Jésus a sur les lèvres la parole des
Écritures. Les connaissons-nous suffisamment, non pas théoriquement mais
existentiellement, pour que celles-ci soient présentes à nos rencontres, à nos
échanges de chaque jour, et y compris à nos conversations de table ?
Jésus prie : chaque jour seul, mais également
en présence des disciples, ou avec quelques-uns. Il se rend aux offices
liturgiques à la synagogue ou au Temple. Nous ne prions pas pour être vus des
autres, mais les autres ont aussi besoin de nous voir prier, d’expérimenter que
cette relation est vitale, pleine de joie et que c’est elle qui anime et
féconde notre ministère. Par ailleurs, les séminaristes ont aussi besoin
d’entendre de notre bouche que le Christ est notre vie, notre unique amour,
notre passion ! Si nous sommes trop pudiques pour nous dire les raisons de
notre amour et de notre vie, notre affectivité trouvera d’autres sources
compensatoires et le charisme du célibat ne sera plus suffisamment nourri.
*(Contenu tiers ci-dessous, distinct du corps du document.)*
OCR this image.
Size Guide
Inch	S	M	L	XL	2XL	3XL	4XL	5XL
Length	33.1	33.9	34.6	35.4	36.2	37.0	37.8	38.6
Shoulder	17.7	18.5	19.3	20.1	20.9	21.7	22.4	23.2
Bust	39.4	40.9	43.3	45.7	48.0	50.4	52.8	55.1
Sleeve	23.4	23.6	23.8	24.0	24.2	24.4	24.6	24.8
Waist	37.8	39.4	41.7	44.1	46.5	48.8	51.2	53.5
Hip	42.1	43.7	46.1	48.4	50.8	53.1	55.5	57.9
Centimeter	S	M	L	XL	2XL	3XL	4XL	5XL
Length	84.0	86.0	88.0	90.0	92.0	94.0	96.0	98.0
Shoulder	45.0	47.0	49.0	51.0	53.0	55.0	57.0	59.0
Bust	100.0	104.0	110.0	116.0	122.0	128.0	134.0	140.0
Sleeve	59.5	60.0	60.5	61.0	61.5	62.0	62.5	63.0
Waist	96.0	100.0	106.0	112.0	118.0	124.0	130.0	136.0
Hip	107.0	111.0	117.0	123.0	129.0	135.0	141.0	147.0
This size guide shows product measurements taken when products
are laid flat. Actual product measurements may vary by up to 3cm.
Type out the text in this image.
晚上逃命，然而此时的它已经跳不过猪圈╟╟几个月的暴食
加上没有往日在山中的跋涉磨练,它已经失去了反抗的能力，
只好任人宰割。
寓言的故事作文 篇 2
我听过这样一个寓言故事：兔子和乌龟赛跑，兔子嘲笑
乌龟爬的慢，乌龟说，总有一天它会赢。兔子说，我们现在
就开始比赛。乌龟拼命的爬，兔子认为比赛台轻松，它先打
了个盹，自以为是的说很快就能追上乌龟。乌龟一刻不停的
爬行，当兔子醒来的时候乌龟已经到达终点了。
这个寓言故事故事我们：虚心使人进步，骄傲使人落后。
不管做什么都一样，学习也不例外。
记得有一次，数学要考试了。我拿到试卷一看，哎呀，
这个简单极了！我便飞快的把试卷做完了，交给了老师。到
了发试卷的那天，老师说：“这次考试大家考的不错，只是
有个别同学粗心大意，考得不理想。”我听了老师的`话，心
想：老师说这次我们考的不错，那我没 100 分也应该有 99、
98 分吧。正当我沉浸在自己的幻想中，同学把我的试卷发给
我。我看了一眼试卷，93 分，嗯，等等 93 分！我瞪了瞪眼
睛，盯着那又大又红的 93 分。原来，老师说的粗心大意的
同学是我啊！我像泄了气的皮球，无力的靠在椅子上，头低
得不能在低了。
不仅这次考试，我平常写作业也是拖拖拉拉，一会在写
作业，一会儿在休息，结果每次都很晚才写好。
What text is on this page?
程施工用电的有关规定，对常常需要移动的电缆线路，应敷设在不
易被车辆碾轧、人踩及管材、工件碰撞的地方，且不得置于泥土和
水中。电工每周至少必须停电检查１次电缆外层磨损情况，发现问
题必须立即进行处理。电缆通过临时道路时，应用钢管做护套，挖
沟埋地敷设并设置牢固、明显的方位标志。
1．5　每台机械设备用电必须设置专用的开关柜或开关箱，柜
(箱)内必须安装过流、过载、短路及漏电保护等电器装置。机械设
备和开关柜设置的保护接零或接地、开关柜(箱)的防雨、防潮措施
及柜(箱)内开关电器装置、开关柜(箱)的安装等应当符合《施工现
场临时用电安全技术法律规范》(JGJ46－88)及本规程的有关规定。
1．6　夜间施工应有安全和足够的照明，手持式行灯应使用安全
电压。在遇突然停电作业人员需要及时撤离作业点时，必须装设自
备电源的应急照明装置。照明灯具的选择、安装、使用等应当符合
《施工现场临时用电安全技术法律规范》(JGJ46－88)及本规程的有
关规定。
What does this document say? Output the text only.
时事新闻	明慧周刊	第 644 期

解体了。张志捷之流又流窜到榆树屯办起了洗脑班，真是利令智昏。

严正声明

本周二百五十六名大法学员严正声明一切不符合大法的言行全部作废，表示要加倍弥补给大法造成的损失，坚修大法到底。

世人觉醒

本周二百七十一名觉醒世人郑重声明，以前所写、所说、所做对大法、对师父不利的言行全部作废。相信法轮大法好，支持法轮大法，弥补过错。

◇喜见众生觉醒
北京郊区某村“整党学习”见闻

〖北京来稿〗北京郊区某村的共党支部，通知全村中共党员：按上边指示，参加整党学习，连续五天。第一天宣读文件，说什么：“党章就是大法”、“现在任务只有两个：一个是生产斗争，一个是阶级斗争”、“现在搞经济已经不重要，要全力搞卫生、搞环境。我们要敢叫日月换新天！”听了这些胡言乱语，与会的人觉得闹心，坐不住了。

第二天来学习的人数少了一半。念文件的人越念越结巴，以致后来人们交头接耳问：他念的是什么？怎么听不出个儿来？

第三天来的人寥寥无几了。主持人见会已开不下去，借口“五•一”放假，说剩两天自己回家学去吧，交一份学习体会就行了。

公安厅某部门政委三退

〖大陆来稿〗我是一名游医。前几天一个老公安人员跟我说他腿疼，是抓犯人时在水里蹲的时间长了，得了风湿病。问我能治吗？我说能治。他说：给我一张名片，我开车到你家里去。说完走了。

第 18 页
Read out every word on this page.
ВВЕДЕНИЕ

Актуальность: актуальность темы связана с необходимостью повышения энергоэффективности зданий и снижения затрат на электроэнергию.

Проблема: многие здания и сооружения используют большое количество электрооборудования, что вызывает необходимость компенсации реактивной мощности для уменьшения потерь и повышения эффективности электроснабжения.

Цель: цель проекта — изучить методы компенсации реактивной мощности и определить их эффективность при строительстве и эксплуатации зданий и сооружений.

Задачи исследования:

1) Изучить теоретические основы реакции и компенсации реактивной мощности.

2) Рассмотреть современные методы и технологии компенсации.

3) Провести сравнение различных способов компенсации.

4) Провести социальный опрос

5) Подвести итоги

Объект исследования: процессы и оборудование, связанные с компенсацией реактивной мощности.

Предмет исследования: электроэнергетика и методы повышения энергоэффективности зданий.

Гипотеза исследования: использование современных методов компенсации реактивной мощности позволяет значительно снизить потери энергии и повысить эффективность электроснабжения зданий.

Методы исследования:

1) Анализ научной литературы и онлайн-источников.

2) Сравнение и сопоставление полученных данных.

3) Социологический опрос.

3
Jésus est au milieu de ses disciples :
Il regarde chacun de toute son attention ; Il appelle ; Il exerce sa
mission avec eux, leur donnant d’y collaborer (« Donnez-leur vous-mêmes à
manger » Mt 14, 16) ; Il les envoie sans attendre qu’ils soient bien
formés ; Il se retire à l’écart avec eux ; Il les interroge, les
instruit, leur explique tout en particulier ; Il les prépare à son mystère
pascal ; Il leur lave les pieds en leur faisant le don de sa vie, de son
Corps, … Cette présence du Seigneur au milieu des siens, avec ses paroles, ses
« acta et passa »
salvifiques, pourrait s’appeler un compagnonnage personnalisé. Je vous
encourage à être, vous aussi, des compagnons, des frères et des pères pour les
séminaristes, les trois ensemble.
Comme l’écrit Jean-Paul II dans Pastores dabo vobis (n° 60) :
« le grand Séminaire doit tendre à devenir une communauté dont les membres
sont liés par une amitié et une charité profondes, pour constituer dans la joie
une vraie famille ». Et François l’a dit clairement dans son
message : « le ministère presbytéral ne peut en aucun cas être
individuel, encore moins individualiste ». L’apprentissage de l’amour « familial »
de l’autre comme autre, dans l’unité de la foi et de la charité, est
indispensable si nous voulons que nos presbyterium soient de vraies familles où
chacun prend soin des autres et collabore avec eux. Tant de prêtres âgés se
retrouvent seuls ! Sans amour, sans souci fraternel, nos missions n’auront
aucune fécondité. Je vous renvoie à l’Évangile de Saint Jean, chap. 15 (v. 1-17).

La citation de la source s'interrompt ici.